Workshop of the World

stories of industry in & around Philadelphia

Budd Co., Red Lion Plant, 1942
1 Red Lion Road, Philadelphia PA
(west of Bustleton Avenue, particularly Sandmeyer Lane, and east of Pine Road)

Irving Kosmin, Workshop of the World (Oliver Evans Press, 1990).

The Budd Company was founded in 1912 at Aramingo Avenue and Tioga Street in the Richmond section of Philadelphia, where it manufactured metal stamping. The company moved to larger quarters at the northeast corner of Ontario and I Streets in Kensington. The demands of the burgeoning automobile industry necessitated a major expansion, and Budd moved its plant to 24th Street & Hunting Park Avenue where it is still in operation.

The Red Lion Plant was built shortly after the start of World War II in 1942, on 572 acres of farmland in the Far Northeast section of the city. The complex was built by the United States Government and was operated by the Budd Company, which produced artillery shells for the war effort; it also developed a prototype cargo plane named the "Conestoga." It was flight tested on the adjacent 3,100 foot runway but never put into production—only a few test models were ever built.

In 1948 the Red Lion plant was purchased from the Government by Budd for $5.3 million. Rail car manufacturing was moved to Red Lion from the Hunting Park plant. The Budd Company became a leader in manufacturing passenger rail cars when it began experimenting with the use of stainless steel in 1931. From 1934 the Budd Company produced such famous trains as the Zephyr, Rocket, Silver Meteor, and Flying Yankee; El Capitan, the Chief, and Super Chief; and the Empire Builder, among many others. During the 1950s Budd built custom rail cars and components for several railroads and other companies including General Electric.

After moving to the Red Lion plant the company added subway and surface passenger rail cars to its line. In 1963 the Rail Car Division had a banner year with a backlog of orders totaling more than ninety million dollars. In 1966 the Budd Company built the first turbine-powered rail car which was tested on the Long Island Railroad.

Budd's Red Lion plant also produced automotive components, following installation in 1964 of a chassis frame assembly line capable of producing 4,000 frames per day. This doubled Budd's capability to supply the needs of General Motors Chevrolet Division.

In 1978 the Budd Company, whose headquarters were in Troy, Michigan, was purchased by Thyssen AG, West Germany, and the Red Lion plant was designated Transit Division of the Budd Company. In 1979 the huge plant, on 212 remaining acres, was bought by an investment firm, Integrated Resources Company of New York City, and was leased to the transit division. On January 1, 1985, Transit America was formed, a separate, wholly-owned, subsidiary of Thyssen AG.
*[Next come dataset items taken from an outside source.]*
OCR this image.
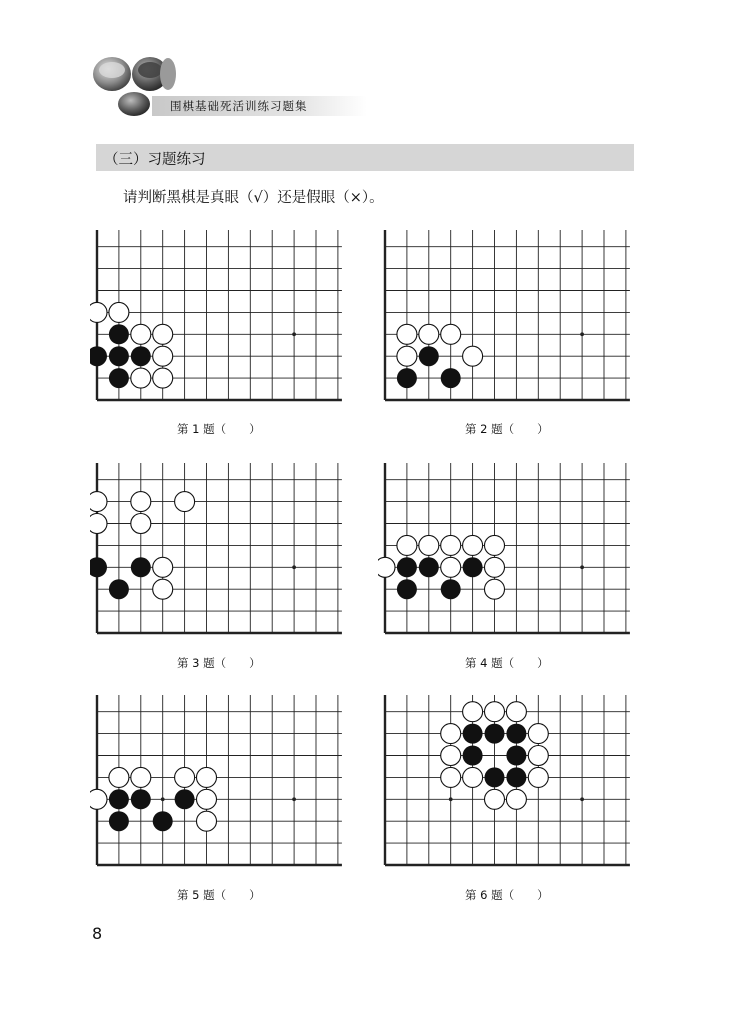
围棋基础死活训练习题集
（三）习题练习
请判断黑棋是真眼（√）还是假眼（×）。
第 1 题（　　）	第 2 题（　　）
第 3 题（　　）	第 4 题（　　）
第 5 题（　　）	第 6 题（　　）
8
Until 1987 when the Red Lion plant made its car the former Budd Company, now Transit America, produced an impressive number of passenger cars for rail transportation systems including:

the original Metroliner trains that form the backbone of Amtrak's fleet.

passenger rail cars for New York (over 600 in 1971), Chicago, and Connecticut .

the famous "Silverliners," built in the early 1960s for the Pennsylvania Railroad commuter service, which continue to run on the SEPTA (Southeast Pennsylvania Transit Authority) regional rail system.

state-of-the-art stainless steel cars for the PATCO High Speed Line running between Lindenwold, New Jersey and Center City Philadelphia; these cars are the first to be computer automated and monitored.

The main building at the Red Lion complex comprises two one-story, parallel structures, 1,800 feet in length, 600 feet wide covering 1,097,269 square feet of floor space. It was built of reinforced concrete to save steel during World War II. The Ballinger Company of Philadelphia were the architects; the barrel shell, or ZD roof, was developed by Roberts and Schaefer, an engineering firm of New York City. The configuration of the plant is reminiscent of an airplane hanger of the 1940s. Several auxiliary buildings of concrete and brick, including a two-story office building, also are on the property. All buildings are in good condition, well-maintained, and protected by a high chain link fence and a twenty-four hour security force.

Transit America survives today with a small staff. Plans to again produce rail cars at Red Lion have been thwarted by labor/management disagreements and the negative manufacturing climate for mass transit equipment which is now being made in Canada and overseas. At present the Red Lion plant apparently is undergoing a pollution evaluation and cleanup before conversion to any future use.

Update May 2007 (by Harry Kyriakodis):
Manufacturing at the Red Lion plant ceased for the most part in 1987. The Budd complex had played a vital role in the local and regional economy since World War II, employing some 2500 workers at its manufacturing peak. After more than a decade of inactivity, parent company Transit America demolished all structures on the 214-acre site in the late 1990s. Then, working with the Pennsylvania Department of Environmental Protection, the firm voluntarily performed a $23 million environmental cleanup to redevelop the property into a country club, complete with 18-hole golf course and 8000-square-foot clubhouse. Transit America subsequently sold the site, now known as the Island Green Golf Club, for about $6 million. High-end housing is also part of the redevelopment.